Parladé ha dicho alguna vez que ya se siente más sudanés que español y que en los 52 años viviendo conflictos entre etnias, hambrunas y muerte no ha sentido miedo. Si se le insiste, reconoce apenas dos momentos de terror en su vida, no tanto a morir, sino a la impotencia. La primera fue en los años 80, cuando lo encarcelaron en los años 80 sin que supiese por qué y sin la certeza de que le mantendrían con vida. La segunda ha sido ahora. “Esto que ha pasado ahora sí es algo que me ha tocado. Estaban todos los cañones [apuntando], todos los muros temblaban. Las veces que he pasado un poco de miedo ha sido cuando me he dado cuenta de que no podía hacer nada para defenderme. Estaba eliminado”, describe.
Al sacerdote no le gustan las despedidas. Se emociona.

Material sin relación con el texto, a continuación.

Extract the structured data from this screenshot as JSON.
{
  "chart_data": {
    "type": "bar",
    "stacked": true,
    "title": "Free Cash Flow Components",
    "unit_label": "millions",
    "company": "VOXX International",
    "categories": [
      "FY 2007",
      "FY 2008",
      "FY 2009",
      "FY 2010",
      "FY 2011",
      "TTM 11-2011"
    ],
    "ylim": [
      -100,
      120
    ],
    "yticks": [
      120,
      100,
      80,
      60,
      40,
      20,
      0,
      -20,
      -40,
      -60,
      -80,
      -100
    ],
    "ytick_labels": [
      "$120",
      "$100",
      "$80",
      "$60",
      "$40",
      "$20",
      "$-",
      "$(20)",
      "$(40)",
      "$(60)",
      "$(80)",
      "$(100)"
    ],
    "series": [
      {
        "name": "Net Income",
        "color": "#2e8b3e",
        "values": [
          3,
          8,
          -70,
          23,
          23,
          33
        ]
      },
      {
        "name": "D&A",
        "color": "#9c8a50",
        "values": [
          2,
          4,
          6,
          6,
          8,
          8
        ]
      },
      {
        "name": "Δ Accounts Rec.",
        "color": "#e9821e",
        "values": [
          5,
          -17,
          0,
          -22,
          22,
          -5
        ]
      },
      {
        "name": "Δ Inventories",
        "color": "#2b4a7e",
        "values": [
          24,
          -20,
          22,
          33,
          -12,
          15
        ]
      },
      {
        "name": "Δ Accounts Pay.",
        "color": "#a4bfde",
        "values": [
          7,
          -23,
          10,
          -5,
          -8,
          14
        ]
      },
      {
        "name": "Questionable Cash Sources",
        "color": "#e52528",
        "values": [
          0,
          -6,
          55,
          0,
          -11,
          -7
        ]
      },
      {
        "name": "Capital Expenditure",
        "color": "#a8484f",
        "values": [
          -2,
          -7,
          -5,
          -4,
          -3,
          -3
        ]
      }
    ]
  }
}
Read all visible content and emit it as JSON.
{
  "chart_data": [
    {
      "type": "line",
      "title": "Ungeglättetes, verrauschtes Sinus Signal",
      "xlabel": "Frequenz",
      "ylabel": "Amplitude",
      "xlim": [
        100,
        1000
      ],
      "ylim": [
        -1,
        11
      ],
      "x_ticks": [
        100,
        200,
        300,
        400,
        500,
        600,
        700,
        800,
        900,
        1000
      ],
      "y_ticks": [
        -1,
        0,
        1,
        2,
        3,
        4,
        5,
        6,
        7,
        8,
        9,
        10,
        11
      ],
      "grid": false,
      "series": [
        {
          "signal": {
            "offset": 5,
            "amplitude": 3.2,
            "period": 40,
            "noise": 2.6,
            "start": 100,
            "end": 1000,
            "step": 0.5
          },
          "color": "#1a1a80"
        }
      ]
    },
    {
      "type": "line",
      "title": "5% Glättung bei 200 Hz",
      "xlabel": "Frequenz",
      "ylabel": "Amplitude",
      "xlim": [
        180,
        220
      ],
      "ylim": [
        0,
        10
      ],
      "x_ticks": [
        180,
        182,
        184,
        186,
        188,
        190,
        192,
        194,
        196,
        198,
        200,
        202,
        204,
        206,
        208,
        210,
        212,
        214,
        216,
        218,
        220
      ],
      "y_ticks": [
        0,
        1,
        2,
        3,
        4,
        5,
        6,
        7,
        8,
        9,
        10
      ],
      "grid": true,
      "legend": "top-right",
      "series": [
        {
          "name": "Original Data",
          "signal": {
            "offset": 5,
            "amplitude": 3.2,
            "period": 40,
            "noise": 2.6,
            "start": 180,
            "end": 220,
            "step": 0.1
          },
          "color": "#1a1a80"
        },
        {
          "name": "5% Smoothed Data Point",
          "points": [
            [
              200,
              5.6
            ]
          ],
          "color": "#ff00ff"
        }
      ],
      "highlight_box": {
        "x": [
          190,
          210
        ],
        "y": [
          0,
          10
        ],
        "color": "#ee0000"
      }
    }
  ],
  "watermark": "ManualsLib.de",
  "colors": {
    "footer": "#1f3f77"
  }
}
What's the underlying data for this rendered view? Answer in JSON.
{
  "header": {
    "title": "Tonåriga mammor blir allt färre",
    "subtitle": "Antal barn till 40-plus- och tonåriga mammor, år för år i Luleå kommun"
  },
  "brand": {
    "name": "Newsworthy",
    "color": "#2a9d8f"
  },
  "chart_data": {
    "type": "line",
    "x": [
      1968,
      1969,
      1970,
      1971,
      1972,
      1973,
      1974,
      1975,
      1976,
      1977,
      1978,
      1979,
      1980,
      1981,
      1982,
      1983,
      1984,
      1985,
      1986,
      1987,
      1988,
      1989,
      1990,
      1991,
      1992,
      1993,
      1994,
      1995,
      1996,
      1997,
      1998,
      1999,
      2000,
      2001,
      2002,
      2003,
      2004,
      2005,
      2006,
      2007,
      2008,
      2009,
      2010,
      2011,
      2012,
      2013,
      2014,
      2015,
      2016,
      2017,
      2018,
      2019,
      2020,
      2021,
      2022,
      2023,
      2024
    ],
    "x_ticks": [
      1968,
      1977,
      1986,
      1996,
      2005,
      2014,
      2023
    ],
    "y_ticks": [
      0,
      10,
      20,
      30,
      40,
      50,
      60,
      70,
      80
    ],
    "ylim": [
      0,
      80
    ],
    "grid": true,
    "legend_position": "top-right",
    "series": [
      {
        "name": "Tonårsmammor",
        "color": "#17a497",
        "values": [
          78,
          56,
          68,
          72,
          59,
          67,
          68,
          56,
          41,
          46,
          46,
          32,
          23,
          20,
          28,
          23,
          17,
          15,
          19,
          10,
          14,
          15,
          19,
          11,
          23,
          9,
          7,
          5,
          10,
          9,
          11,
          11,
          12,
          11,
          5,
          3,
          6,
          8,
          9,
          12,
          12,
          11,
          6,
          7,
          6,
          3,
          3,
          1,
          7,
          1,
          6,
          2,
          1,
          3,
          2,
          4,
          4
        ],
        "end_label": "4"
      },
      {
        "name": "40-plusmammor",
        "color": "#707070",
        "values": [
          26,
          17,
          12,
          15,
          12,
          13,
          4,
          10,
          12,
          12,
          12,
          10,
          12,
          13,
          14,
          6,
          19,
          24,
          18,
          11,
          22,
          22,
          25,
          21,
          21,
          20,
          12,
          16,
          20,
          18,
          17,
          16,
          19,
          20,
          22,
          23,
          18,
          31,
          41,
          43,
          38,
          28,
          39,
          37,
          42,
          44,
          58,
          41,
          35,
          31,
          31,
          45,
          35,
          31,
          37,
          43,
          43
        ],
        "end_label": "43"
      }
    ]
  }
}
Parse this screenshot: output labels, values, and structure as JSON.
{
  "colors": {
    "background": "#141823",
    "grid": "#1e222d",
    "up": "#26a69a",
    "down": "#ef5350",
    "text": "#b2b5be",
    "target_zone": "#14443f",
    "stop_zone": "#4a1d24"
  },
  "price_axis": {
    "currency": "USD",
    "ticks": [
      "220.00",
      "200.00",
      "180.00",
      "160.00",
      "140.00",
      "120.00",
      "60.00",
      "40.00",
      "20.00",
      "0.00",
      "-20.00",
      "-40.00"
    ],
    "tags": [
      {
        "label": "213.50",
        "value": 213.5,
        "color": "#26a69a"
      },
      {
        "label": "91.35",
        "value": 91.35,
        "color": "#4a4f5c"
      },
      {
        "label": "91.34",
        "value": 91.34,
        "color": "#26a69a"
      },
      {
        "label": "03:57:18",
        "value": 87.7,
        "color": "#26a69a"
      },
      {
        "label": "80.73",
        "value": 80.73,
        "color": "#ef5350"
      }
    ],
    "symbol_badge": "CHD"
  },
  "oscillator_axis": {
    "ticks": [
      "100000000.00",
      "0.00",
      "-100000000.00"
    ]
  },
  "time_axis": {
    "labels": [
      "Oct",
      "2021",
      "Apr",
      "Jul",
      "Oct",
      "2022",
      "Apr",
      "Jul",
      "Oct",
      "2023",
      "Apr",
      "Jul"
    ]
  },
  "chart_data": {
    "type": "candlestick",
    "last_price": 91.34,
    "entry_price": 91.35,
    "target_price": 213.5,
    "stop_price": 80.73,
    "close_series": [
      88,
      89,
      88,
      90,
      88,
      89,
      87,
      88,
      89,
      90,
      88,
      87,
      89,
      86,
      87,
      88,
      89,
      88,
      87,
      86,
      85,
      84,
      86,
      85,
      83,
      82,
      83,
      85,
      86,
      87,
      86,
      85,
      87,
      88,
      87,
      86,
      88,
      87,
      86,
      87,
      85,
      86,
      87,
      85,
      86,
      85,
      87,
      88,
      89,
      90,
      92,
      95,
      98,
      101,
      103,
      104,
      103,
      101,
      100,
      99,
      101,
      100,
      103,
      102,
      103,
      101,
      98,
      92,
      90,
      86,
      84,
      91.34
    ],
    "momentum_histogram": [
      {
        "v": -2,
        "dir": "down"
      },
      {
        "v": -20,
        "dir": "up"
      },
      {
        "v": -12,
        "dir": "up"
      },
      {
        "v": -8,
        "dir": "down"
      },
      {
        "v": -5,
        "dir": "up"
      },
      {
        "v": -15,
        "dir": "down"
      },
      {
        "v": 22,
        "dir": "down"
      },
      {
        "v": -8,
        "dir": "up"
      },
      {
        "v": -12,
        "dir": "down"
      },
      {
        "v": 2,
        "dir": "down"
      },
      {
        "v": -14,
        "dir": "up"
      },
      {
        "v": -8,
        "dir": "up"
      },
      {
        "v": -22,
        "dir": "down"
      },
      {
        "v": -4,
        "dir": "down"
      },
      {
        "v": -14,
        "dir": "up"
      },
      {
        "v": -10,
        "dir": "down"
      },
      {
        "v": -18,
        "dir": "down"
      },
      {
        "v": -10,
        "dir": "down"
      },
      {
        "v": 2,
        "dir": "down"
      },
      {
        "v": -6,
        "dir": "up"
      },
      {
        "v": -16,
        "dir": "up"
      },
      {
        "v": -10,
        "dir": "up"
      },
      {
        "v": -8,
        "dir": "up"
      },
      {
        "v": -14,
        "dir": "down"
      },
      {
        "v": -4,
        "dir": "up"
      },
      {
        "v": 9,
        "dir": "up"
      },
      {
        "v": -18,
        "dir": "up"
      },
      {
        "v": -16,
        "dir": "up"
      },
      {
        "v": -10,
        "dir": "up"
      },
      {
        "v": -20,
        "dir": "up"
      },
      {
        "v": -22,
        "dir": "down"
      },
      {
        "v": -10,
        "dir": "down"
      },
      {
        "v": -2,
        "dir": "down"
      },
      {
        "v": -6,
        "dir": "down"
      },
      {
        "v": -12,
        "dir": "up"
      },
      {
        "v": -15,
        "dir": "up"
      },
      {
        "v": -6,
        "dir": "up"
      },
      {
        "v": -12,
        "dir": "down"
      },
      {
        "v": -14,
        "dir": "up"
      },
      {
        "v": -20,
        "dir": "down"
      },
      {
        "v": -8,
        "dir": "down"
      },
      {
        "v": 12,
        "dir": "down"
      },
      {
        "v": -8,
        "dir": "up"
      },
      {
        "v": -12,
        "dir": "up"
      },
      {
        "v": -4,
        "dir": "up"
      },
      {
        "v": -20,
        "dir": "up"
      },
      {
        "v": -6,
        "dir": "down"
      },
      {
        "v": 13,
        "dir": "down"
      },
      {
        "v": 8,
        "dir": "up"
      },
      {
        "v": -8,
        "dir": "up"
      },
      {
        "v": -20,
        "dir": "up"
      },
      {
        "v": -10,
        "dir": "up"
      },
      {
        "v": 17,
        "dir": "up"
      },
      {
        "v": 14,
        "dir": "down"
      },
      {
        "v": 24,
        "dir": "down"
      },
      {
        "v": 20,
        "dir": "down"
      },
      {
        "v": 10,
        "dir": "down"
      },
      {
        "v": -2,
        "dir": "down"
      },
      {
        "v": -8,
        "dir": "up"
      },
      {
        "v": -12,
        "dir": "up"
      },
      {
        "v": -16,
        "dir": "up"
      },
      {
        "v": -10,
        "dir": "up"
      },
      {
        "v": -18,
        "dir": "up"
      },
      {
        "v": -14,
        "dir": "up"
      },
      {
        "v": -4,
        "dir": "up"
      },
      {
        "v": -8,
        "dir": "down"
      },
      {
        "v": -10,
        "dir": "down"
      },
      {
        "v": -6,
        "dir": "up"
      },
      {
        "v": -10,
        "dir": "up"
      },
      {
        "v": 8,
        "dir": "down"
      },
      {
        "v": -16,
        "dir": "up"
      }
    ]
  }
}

Se siente ridículo si llora. Lleva su regla hasta el final. Cuando se marchó de la comunidad en la que había vivido en Sudán del Sur porque ya estaba mayor, cuando se planteó dejarlo todo para siempre y volver a España a dedicarse “a ser viejo”, se marchó casi a escondidas. Sin decir adiós a nadie. Cuenta que aún se lo reprochan, pero esta vez tampoco se ha despedido. Y es entonces cuando los ojos vidriosos y enrojecidos del cansancio dejan escapar las primeras lágrimas.
Pero el misionero, recuerda, está de vacaciones y volverá.